The principal periods which will be analysed are: the origins of the dictatorship, squadrismo, the March on Rome and the repression of political opposition; the cult of Mussolini, the creation of a Fascist mythology and its reception among Italians both in Italy and abroad; the militarization and racism; the Second World War and the fall of the regime.
The seminars will explore the development of the relationship between the dictatorship and the Italians throughout this period by analysing contemporary sources: laws, songs, films, pictures, and speeches.
The module aims are:
1) To examine the political and cultural history of Fascist Italy, and to locate it in the context of both modern Italian history and European Fascism.
2) To identify a range of primary sources and contemporary publications.
3) To examine and evaluate a range of historiographical perspectives.
4) To provide an opportunity to acquire a sound general knowledge of the subject, reading widely and critically in the primary and secondary literature associated with it and to develop the capacity for independent study.
Outline Of Syllabus
Outline syllabus, intended as a guide only: week-by-week topics may be slightly different to the following.
- Liberal Italy and nationalism
- The ‘Red Biennial’ and Squadrismo: 1919-1922
- The Dictatorship: from the March on Rome to the Fascist Laws
- Repression and Coercion
- Propaganda and persuasion. The cult of Mussolini
- Public/private and everyday life
- Militarisation and the empire
- The images of fascism
- Italian Racism
- War and Defeat, 1940-1943
- The Salò Republic and the Resistance, 1943-45
- Fascism in the national memory
|Guided Independent Study||Assessment preparation and completion||55||1:00||55:00||1/3 of guided independent study|
|Guided Independent Study||Directed research and reading||55||1:00||55:00||1/3 of guided independent study|
|Scheduled Learning And Teaching Activities||Small group teaching||12||3:00||36:00||Seminars|
|Guided Independent Study||Independent study||54||1:00||54:00||1/3 of guided independent study|
Teaching Rationale And Relationship
Seminars will encourage students to select and prioritise form a range of source material, and will enable students to raise and discuss issues themselves. All students will also undertake the presentation of a specific theme in both written and oral form.

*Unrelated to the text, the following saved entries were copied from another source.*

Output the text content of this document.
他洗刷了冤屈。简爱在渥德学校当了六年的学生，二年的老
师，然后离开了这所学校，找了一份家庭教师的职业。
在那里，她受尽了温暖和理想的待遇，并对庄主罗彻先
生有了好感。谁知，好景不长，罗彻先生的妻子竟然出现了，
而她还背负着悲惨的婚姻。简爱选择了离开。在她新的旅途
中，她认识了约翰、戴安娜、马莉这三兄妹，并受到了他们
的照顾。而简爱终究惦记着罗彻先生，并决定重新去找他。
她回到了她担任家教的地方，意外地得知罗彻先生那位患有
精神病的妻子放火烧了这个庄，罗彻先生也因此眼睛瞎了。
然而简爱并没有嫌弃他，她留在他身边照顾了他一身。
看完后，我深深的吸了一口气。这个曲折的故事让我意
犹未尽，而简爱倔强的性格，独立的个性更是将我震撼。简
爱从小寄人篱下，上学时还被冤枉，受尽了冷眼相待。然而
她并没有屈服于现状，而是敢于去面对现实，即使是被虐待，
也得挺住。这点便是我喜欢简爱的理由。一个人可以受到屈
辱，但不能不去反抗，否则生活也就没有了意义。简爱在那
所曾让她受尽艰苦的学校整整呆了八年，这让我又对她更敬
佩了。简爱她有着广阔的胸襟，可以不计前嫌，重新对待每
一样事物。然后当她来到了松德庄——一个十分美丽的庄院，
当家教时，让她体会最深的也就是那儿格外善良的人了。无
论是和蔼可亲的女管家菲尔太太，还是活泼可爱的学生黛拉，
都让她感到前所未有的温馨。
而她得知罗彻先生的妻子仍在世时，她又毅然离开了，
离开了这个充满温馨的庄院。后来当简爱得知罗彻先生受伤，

The format of resits will be determined by the Board of Examiners
|Essay||1||M||25||Essay/ Doc Commentary 1,500 to 2,000 words (including footnotes but excluding bibliography)|
Assessment Rationale And Relationship
Exams test acquisition of a clear general knowledge of the subject plus the ability to think and analyse a problem quickly, to select from and to apply both the general knowledge and detailed knowledge of aspects of the subject to new questions, problem-solving skills, adaptability, the ability to work unaided and to write clearly and concisely.
Documentary commentary exercises and examinations test knowledge and understanding of the texts set for the module. The ability to compare and contrast related source texts on a common subject. The ability to expound and criticize a textual extract lucidly, succinctly and with relevance in a relatively brief space, and, in an exam, under pressure of time.
Work submitted during the delivery of the module forms a means of determining student progress.
Submitted work tests intended knowledge and skills outcomes, develops key skills in research, reading and writing.
This module can be made available to Erasmus students only with the agreement of the Head of Subject and of the Module Leader. This option must be discussed in person at the beginning of your exchange period. No restrictions apply to study-abroad, exchange and Loyola students.
All Erasmus students at Newcastle University are expected to do the same assessment as students registered for a degree.
Study-abroad, non-Erasmus exchange and Loyola students spending semester 1 only are required to finish their assessment while in Newcastle. This will take the form of an alternative assessment, as outlined in the formats below:
Modules assessed by Coursework and Exam:
The normal alternative form of assessment for all semester 1 non-EU study abroad students will be one essay in addition to the other coursework assessment (the length of the essay should be adjusted in order to comply with the assessment tariff); to be submitted no later than 12pm Friday of week 12. The essays should be set so as to assure coverage of the course content to date.
Modules assessed by Exam only:
The normal alternative form of assessment for all semester 1 non-EU study abroad students will be two 2,000 word written exercises; to be submitted no later than 12pm Friday of week 12. The essays should be set so as to assure coverage of the course content to date.
Modules assessed by Coursework only:
All semester 1 non-EU study abroad students will be expected to complete the standard assessment for the module; to be submitted no later than 12pm Friday of week 12. The essays should be set so as to assure coverage of the course content to date.
Study-abroad, non-Erasmus exchange and Loyola students spending the whole academic year or semester 2 are required to complete the standard assessment as set out in the MOF under all circumstances.